Um, this already exists in Firefox, almost exactly as you described it. Check out the Quick Searches directory in your Bookmarks. If you don't have that anymore you can recreate a quick search bookmark with these properties (go to bookmark manager and select New Bookmark):

Name: Search Google
Keyword: google

Then you can type "google stuff" in the location bar to search Google for "stuff". You could change the keyword to just g to make it more like you wanted.

Which I did note (and now use). The question was, why the search box doesn't do this (or why it's even there)

Oh, I see. Good question. I always hide it. There should just be a search bar and if you happen to enter a url it should go directly to that url. Newbies don't get the difference anyway.


Brad - you need yubnub.

yubnub is a command line for the web, with a social twist. (

Grab the FF search engine plugin by searching for "yubnub" on:

Note: the plugin does call back to the server to resolve the shortcode (and while the server is pretty reliable, it does go dark from time to time)

I would find it hard to operate without it - Quicksilver for the web!

In Opera, typing "g foobar" in the location bar does a Google search.
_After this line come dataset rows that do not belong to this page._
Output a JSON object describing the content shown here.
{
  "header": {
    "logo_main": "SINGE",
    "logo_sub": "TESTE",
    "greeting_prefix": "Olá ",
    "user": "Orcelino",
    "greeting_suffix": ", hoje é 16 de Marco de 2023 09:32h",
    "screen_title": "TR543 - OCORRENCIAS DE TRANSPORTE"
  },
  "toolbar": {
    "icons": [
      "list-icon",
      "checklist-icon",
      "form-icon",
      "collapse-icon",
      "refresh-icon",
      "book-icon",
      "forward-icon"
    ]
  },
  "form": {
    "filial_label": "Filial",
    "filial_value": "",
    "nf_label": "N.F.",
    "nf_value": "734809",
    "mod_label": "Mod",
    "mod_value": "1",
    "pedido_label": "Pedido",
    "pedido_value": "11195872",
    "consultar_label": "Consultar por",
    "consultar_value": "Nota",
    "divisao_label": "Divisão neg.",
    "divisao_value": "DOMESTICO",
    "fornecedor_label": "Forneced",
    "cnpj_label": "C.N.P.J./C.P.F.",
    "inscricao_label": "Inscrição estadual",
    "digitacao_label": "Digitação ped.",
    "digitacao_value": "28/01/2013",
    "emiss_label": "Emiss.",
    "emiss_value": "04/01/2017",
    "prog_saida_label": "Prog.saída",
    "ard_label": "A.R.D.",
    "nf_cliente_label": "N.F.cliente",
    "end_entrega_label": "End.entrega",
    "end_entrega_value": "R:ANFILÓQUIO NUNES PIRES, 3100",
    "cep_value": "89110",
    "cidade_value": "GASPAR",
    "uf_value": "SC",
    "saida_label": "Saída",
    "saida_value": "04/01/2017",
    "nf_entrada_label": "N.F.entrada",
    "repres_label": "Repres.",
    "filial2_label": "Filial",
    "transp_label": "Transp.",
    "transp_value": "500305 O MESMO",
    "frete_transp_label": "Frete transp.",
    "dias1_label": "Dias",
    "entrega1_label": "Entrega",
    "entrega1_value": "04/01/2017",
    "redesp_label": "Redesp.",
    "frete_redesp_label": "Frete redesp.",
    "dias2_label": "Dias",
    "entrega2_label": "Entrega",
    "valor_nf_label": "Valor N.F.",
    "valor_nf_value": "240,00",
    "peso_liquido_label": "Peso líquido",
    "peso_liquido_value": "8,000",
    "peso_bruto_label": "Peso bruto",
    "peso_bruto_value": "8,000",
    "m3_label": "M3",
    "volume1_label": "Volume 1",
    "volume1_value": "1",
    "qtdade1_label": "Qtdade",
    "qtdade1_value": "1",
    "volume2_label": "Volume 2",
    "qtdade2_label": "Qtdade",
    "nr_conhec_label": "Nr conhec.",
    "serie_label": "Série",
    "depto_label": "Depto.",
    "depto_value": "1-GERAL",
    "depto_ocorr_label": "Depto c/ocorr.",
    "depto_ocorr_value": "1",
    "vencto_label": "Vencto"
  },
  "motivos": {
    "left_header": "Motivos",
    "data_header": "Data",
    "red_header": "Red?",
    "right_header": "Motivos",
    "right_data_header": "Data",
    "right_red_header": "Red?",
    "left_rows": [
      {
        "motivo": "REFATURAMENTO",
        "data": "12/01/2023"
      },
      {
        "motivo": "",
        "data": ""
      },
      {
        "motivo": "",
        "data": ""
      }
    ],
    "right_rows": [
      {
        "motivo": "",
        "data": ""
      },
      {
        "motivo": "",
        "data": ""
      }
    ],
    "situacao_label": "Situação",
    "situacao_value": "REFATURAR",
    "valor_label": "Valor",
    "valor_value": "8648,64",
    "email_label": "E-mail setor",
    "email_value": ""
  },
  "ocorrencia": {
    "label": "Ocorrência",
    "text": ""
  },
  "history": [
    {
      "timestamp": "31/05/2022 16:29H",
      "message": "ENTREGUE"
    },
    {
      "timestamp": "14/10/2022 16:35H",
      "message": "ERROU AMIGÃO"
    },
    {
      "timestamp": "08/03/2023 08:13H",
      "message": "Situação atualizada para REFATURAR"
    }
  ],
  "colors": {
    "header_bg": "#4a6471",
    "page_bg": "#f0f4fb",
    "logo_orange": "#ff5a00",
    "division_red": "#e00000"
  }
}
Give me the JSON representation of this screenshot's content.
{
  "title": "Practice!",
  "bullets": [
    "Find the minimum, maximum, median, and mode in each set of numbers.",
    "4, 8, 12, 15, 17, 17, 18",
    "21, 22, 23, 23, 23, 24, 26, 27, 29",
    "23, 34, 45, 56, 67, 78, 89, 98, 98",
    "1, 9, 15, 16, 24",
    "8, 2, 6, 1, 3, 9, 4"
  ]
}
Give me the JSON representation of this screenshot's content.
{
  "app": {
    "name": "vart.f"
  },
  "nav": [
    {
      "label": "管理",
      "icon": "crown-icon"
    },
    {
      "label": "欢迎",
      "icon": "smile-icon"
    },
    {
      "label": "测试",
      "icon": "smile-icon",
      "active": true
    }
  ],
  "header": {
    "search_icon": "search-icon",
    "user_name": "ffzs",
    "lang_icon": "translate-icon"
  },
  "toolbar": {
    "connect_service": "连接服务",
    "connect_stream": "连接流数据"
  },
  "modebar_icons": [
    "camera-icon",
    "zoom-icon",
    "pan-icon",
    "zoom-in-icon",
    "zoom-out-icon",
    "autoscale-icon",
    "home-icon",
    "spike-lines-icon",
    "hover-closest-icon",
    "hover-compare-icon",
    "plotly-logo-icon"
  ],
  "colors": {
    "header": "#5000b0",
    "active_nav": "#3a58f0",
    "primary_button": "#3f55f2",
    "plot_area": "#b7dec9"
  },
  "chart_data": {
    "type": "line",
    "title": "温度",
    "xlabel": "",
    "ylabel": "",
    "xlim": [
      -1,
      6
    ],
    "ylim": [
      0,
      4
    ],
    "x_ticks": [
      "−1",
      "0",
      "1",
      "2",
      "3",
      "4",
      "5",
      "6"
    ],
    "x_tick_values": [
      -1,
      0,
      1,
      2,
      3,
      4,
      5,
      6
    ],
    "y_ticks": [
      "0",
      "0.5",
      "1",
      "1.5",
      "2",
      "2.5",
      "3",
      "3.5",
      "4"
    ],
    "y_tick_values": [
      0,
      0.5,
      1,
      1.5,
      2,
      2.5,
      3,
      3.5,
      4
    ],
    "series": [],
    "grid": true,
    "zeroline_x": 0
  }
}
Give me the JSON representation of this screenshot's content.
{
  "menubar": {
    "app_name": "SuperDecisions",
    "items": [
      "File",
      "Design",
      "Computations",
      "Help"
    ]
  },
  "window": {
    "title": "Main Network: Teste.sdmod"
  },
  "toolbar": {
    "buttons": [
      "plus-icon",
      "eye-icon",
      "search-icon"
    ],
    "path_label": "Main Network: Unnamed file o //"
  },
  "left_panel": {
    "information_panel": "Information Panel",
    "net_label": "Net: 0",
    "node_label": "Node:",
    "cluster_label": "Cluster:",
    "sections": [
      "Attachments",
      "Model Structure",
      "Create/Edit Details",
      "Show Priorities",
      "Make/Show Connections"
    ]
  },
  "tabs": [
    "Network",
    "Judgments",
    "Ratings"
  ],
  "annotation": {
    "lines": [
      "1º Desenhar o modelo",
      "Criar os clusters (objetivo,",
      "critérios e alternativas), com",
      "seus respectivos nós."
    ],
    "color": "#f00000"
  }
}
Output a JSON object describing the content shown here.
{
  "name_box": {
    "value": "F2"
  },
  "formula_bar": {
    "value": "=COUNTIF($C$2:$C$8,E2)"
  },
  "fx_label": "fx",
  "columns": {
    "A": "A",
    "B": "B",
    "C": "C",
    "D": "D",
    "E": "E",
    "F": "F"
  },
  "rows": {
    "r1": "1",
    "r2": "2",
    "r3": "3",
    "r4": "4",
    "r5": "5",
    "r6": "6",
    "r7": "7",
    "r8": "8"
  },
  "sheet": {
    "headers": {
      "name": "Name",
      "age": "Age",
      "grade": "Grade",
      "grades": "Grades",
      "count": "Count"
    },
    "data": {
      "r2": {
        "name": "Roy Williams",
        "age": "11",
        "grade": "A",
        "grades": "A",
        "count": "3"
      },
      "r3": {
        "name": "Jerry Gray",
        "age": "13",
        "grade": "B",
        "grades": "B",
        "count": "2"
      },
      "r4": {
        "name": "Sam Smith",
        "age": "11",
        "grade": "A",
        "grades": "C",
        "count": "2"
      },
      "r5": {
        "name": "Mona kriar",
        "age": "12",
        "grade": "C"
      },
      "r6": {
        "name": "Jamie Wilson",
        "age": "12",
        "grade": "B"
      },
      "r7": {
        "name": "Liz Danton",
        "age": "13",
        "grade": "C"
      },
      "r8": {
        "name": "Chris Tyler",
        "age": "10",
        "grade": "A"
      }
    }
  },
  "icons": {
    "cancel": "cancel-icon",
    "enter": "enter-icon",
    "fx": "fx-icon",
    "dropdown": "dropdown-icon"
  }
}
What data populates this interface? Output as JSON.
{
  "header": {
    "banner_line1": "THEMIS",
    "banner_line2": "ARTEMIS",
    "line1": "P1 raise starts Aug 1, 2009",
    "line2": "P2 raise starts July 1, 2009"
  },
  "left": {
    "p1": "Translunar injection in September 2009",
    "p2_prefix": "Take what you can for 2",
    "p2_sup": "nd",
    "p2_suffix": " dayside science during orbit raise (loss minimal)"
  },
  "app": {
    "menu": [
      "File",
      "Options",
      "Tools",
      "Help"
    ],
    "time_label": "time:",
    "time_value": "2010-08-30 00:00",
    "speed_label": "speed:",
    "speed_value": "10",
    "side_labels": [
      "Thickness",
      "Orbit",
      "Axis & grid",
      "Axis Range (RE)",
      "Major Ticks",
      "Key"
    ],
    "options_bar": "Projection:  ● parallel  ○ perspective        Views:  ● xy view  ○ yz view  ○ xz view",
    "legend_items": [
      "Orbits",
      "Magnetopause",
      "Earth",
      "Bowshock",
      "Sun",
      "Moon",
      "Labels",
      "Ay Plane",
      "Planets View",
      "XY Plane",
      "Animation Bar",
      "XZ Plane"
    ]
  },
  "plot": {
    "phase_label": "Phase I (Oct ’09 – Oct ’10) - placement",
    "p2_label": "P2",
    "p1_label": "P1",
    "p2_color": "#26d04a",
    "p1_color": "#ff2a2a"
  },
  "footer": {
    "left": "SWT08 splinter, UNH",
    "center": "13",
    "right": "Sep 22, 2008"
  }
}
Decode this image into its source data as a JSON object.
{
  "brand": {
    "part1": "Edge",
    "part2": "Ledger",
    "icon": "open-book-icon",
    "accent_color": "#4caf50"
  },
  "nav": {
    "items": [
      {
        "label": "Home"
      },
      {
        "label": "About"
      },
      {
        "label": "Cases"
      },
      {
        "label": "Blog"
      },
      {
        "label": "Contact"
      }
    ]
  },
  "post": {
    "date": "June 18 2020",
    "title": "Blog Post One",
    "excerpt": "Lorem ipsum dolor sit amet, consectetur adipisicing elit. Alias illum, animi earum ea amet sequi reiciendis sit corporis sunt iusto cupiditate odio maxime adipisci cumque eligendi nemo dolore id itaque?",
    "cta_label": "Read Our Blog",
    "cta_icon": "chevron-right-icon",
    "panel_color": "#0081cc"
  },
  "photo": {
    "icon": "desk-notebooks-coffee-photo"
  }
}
Other letters do other searches (but I haven't bothered to learn them).

I have a Quicksilver like quick start program I cobbled together a few years ago, and I recently added a feature like this. It's basically a trivial macro expander, but it really does fill a serious need. It's only been a day or two, but I already have macros for weather, bookfinder, amazon, imdb, orbitz, google, apple support, ebay, wikipedia and the washington state liquor board, and I use them. The orbitz macro takes a city pair and two dates, so it uses a slightly different substitution ($1, $2, instead of $*).

What really helps is that many sites use POST forms, but doing the appropriate GET tends to work as well.

What limits this approach is that many sites require state, specifically cookies and session ids, to do searches. I have another program that handles this with a little scripting language and macros for keychain access, but I am not planning on going for that much power and complexity until I really need it.